The word “blacktop” is part of the region’s parlance, Southernese for those dark two-lane paved roads that meander through the mountains, valleys and coastal plains where most of us during our youth had our first experience at breaking the hundred mile an hour barrier with dad’s sedan. Blacktop, the man, is a truly talented folk artist who is riding the ascendant of a career that will, many predict, catapult him to fame and fortune.

Ken Gentle is on Blacktop’s Alabama birth certificate but few beyond his family call him anything other than his well-earned nom du plume now that he is painting prolifically and attracting attention all the while. Originally from Huntsville, Blacktop was introduced to art by a relative who did illustrations for NASA, but his real inspiration was from a fellow traveler, Montgomery, Alabama folk art legend Mose Tolliver. “From my first view of Tolliver’s paintings,” Blacktop said in a recent interview, “I saw things within me that were kin to these images. Some may think Mose Tolliver paints very simply, but if your soul and heart are touched as mine was, something complex is there that can only be truly shared through imagery.”

The masters of folk art share common spiritual ground and Blacktop’s native and adoptive states of Alabama and Georgia, respectively, are deeply steeped in the self-taught art traditon. Names like Myrtice West and Jim Lee Suddeth of Alabama and Georgia’s Howard Finster and Mattie Lou O’Kelley represent folk traditions in the finest form of originality and creativity. Blacktop is their kindred spirit and knows the basis of his artistic motivation. He is already a force in the folk art market and is really going to get hotter.

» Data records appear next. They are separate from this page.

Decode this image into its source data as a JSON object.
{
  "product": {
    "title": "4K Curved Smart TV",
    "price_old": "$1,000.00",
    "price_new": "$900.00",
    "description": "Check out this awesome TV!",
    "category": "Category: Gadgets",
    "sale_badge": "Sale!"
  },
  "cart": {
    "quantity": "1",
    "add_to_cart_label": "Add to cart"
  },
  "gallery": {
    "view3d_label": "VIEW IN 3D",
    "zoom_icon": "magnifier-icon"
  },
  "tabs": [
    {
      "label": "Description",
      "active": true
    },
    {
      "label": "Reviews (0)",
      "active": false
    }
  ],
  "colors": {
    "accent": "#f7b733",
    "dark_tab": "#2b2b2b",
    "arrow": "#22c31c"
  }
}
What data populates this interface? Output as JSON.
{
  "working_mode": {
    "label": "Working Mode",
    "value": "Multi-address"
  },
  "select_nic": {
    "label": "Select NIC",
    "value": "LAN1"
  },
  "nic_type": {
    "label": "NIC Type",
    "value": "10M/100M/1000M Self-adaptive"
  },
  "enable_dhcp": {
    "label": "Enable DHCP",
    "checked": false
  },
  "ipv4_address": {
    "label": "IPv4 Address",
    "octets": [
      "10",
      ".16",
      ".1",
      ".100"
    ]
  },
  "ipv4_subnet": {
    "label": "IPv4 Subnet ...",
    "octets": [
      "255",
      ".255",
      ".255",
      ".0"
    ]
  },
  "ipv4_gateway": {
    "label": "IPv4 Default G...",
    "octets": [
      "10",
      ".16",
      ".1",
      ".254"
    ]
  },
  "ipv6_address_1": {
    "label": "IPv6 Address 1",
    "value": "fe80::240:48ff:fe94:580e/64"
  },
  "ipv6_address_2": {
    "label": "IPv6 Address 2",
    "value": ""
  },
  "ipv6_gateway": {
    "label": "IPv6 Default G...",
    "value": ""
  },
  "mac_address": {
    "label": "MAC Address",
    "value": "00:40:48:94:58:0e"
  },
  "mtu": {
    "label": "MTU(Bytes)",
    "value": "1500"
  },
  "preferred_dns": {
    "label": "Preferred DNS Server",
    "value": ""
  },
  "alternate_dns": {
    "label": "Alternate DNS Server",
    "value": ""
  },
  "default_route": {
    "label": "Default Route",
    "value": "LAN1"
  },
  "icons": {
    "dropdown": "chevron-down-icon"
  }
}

Each of Blacktop’s paintings begins with plywood that has black tar applied. After being coated with enamel, the actual painting is ready for Blacktop’s brush. The medium is acrylic and the results are startling. “The tar never completely dries, “ Blacktop explains. “The surface will change and shift causing movement of the painted images. There’s going to be a kind of life and the inevitable change that life promises embedded in each painting.” That, collectors maintain, is undisputed originality, something that is increasingly difficult to find in the homogenized festivals and craft shows posing as legitimate arts events.

Blacktop is accessible by telephone (706.235.5655) and by email (blacktop2@bellsouth.net), and he is personable, open and charming. Talking with him about his art creations and what drives him is as much fun as chatting with an old friend. Getting to know any artist prior to investing in their works adds to the overall enjoyment of display on that favorite wall. The pieces I own by Rev. Howard Finster, Olivia Thomason, Bettye Williams and Missionary Mary Proctor and many others make each day colorful and the evenings warm and comfortable because, apart from the majesty of their painted visions, I spent time with them and they told me things about themselves. Blacktop offers that kind of special intimacy that adds to the meaning of his valuable works.

Price, of course is a relevant consideration and Blacktop falls within the very reasonable category. I have seen faux art, mass-produced frauds at shows selling to unsuspecting buyers priced higher than Blacktop’s one-of-a-kind creations. His, of course, have worth, and will appreciate in value over the months and years. These considerations attract serious collectors as well as those who are just getting their feet wet.

Without hesitation, I recommend Blacktop as a quality person and self-taught artist to those who want to own paintings that are genuinely from the visions of a remarkably talented gentleman.